Capital allocation and the family-controlled register
One of ABF's distinctive features is its concentrated ownership: the Weston family and related interests hold a meaningful long-term stake in the Business through Wittington Investments. That has historically supported a long-term, conservative approach to Capital allocation, with the group typically maintaining a strong Balance Sheet, paying steady dividends, and reinvesting in store rollouts and ingredients innovation rather than chasing M&A. The demerger does not fundamentally alter that orientation, but it does introduce questions about how the family's holdings will be structured across the two new entities and what governance arrangements will apply to the listed Primark.
For minority shareholders, the family register has historically been a source of stability rather than friction. The demerger process is likely to reaffirm that orientation, with management and the family signalling confidence in both halves of the Business through the transition.

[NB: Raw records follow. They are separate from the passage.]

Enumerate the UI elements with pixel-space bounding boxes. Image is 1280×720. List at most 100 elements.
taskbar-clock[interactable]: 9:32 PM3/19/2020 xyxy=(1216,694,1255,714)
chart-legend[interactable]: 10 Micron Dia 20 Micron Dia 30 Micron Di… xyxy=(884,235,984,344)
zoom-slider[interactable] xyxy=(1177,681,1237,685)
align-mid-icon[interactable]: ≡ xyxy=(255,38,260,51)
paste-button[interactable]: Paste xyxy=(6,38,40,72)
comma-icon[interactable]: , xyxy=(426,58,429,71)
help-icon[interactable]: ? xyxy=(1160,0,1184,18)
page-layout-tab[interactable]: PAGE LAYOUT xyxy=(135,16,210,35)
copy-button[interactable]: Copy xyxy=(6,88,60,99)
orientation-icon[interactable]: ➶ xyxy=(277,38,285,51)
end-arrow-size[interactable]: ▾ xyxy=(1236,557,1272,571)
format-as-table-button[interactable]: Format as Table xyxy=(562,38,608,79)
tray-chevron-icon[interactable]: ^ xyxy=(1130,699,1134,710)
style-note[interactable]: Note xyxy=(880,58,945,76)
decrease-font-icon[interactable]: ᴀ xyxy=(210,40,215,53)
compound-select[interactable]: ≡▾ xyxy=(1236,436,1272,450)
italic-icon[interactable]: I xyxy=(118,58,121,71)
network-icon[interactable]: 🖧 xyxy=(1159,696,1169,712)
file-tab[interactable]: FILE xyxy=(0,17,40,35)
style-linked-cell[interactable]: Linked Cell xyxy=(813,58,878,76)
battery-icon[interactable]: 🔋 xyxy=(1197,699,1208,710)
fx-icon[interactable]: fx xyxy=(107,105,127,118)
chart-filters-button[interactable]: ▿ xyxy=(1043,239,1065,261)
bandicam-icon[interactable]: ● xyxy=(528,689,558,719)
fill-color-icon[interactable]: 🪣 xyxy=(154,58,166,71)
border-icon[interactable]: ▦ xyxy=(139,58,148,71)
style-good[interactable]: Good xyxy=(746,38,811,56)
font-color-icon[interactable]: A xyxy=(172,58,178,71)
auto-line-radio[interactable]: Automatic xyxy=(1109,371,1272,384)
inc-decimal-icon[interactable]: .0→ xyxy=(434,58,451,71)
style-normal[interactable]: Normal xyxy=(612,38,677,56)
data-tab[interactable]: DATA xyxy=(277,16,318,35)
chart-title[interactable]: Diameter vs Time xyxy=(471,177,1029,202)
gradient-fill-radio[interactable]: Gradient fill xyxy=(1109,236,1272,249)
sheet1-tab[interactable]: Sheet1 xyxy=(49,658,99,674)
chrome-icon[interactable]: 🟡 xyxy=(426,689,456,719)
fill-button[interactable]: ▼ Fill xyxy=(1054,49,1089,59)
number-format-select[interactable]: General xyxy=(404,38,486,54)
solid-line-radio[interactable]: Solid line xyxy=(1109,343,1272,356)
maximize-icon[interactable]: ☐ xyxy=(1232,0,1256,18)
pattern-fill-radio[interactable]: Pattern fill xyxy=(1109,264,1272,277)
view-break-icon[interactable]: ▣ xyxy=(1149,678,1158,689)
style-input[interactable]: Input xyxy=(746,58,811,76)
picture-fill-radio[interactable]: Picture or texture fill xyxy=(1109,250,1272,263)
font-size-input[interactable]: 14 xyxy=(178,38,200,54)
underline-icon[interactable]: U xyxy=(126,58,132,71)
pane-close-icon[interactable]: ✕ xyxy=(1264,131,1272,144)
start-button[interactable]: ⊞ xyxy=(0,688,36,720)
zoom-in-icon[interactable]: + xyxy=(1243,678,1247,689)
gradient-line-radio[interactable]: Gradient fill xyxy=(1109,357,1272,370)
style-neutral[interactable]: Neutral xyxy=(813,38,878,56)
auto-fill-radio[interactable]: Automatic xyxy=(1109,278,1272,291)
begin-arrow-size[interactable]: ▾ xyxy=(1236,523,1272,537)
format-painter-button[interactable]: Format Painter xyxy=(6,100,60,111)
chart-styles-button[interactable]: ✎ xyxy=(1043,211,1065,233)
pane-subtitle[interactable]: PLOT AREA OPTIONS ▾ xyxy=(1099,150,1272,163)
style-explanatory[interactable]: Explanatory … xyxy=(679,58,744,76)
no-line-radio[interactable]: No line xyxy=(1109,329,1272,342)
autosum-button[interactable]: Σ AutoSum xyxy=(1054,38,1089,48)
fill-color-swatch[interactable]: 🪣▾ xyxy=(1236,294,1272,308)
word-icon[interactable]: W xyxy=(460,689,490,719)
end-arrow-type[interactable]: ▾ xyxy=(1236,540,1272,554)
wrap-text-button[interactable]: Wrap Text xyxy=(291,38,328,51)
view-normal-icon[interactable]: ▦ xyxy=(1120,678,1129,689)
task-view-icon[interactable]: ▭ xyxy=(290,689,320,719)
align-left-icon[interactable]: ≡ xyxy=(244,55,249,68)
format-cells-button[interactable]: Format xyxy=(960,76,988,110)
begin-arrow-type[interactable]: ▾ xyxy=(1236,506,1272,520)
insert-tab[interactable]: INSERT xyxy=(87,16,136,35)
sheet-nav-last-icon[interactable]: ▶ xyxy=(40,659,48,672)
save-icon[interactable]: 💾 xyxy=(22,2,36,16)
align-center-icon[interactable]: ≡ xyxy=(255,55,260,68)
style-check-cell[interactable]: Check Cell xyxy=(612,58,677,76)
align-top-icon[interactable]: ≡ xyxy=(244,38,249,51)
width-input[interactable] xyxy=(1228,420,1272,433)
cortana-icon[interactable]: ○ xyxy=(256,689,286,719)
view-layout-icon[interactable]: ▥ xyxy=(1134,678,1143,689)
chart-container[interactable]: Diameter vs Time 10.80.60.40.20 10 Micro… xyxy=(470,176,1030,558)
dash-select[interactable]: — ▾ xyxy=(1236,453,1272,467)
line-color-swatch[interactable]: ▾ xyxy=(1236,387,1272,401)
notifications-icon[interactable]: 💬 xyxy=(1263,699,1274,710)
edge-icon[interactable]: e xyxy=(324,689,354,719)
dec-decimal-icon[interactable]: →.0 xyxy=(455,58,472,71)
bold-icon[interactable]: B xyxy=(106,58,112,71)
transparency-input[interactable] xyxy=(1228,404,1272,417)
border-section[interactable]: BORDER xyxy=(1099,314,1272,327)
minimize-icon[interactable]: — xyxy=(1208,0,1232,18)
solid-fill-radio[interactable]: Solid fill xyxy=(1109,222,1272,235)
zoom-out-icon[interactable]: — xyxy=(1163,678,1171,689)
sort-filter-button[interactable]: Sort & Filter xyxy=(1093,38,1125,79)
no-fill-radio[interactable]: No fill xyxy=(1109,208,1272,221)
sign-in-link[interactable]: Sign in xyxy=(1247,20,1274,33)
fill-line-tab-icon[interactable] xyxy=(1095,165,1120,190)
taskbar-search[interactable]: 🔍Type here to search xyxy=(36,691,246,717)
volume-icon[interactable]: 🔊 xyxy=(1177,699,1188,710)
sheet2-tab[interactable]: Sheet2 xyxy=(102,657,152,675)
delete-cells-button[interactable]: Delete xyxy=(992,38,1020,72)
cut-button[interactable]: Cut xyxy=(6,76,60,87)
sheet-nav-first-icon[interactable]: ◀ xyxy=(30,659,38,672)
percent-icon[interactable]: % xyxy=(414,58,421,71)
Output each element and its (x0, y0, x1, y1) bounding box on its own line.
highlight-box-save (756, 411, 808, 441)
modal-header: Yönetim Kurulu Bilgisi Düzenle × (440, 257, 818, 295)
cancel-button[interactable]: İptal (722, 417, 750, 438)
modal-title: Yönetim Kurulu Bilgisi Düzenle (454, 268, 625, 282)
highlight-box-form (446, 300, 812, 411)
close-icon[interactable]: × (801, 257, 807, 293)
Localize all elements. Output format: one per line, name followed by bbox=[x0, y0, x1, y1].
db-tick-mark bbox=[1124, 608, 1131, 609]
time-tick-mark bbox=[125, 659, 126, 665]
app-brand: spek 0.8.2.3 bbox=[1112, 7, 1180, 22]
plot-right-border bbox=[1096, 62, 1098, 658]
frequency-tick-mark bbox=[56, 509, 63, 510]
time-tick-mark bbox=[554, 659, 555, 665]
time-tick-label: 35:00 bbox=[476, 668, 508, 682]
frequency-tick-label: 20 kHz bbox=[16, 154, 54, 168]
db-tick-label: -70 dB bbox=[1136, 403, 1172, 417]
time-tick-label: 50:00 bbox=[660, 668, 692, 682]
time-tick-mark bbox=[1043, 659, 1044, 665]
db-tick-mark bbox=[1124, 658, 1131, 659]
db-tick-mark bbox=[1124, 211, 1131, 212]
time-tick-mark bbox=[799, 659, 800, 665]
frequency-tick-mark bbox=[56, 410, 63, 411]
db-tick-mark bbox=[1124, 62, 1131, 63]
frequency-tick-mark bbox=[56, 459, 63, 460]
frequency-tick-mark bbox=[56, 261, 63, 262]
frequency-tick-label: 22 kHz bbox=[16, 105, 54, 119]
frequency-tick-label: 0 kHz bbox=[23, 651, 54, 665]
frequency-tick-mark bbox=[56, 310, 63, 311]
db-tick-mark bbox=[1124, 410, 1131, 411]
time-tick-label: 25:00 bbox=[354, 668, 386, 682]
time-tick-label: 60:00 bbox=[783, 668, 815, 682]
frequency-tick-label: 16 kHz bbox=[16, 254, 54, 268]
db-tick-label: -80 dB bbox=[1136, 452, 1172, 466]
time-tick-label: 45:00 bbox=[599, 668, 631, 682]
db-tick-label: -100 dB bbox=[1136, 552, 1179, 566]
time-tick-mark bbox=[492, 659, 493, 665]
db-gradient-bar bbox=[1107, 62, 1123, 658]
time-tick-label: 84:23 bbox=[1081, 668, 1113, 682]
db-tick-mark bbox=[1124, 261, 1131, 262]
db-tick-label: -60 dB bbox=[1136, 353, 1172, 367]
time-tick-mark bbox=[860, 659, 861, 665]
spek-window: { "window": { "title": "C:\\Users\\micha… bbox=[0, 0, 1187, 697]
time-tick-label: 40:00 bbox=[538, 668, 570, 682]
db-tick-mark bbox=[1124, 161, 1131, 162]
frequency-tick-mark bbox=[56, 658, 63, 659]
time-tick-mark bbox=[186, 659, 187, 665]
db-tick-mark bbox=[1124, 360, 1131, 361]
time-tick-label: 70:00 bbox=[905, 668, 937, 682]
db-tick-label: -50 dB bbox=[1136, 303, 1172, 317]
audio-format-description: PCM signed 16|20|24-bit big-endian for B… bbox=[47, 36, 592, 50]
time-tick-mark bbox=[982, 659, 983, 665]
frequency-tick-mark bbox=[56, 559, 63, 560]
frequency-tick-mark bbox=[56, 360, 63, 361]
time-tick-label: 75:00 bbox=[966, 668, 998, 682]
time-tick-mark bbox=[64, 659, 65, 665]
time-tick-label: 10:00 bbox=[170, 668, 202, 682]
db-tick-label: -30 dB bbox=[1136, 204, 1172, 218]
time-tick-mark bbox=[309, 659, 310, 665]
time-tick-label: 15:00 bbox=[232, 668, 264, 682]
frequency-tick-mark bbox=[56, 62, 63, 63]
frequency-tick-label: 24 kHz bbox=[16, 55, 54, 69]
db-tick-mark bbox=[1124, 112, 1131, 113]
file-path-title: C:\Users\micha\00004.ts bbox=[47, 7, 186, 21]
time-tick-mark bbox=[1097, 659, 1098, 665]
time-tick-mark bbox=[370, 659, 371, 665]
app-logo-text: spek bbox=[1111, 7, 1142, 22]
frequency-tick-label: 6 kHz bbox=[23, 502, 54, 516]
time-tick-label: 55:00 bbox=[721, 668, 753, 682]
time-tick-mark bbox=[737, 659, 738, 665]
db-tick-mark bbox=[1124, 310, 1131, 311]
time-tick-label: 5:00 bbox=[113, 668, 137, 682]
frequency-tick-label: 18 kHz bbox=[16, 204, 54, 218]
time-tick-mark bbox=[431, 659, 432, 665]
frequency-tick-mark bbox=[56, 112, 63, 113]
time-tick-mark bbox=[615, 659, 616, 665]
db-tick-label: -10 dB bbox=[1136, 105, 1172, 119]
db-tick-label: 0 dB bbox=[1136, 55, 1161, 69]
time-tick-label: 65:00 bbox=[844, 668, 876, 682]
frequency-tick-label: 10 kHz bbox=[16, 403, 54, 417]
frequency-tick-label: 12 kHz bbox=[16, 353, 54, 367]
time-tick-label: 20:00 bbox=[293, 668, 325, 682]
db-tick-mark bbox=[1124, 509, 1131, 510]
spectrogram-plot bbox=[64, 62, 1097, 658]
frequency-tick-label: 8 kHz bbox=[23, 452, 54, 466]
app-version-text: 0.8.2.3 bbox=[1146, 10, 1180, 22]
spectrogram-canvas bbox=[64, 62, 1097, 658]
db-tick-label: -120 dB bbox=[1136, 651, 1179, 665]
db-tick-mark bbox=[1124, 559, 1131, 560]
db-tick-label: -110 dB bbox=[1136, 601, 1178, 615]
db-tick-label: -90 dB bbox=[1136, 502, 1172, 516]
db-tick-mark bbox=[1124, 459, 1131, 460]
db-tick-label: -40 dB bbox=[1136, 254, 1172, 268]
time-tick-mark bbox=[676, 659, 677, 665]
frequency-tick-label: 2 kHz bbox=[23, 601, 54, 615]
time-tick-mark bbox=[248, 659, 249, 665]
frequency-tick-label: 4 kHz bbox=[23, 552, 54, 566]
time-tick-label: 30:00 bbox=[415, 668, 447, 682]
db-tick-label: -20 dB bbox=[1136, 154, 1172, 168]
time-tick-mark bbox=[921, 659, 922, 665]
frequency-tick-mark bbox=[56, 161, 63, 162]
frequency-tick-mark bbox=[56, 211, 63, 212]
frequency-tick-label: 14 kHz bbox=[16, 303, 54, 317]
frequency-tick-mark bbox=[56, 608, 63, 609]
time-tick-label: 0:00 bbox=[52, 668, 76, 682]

The Primark digital question
One specific issue that has emerged from the past year's results is the question of how aggressively Primark should invest in digital channels. Primark's historic strategy has been deliberately store-led, with no full E-commerce, low markdowns, and a discipline of operating costs that has supported its 10% Margin model. Click-and-collect has been a measured extension of that strategy, allowing customers to research and reserve online while still picking up in store, but it stops well short of full direct-to-consumer E-commerce.
Some investors and analysts have argued that, particularly in continental Europe, the absence of a richer digital experience is starting to be a competitive disadvantage relative to fast-fashion peers that operate online-first. Others, including most of management's commentary, contend that the cost-to-serve of full E-commerce in low-priced apparel would compress the Margin model and that the current click-and-collect approach captures the bulk of the available digital benefit at much lower cost. The post-demerger Primark, with its own listed currency and a sharper focus, will face this question directly. Whatever the answer, it is one of the more important strategic decisions facing the new entity.
Conclusion
Associated British Foods has had a year of operational disappointment offset by strategic clarity. Primark's slowdown and Sugar's swing into loss have weighed on the share price, but the confirmed plan to demerge Primark by the end of 2027 has provided a clear forward-looking catalyst. For long-term shareholders, the trade-off is between accepting near-term operational softness and waiting for the structural separation to crystallise value across two more focused entities.
The next eighteen months will be telling. Primark needs to demonstrate that European softness was a temporary issue rather than a structural one. Sugar needs at minimum to find a floor. The demerger needs to execute cleanly. If these things go well, the modest share price decline of the past year may look in retrospect like the bottom of a transition period rather than a sign of deeper problems.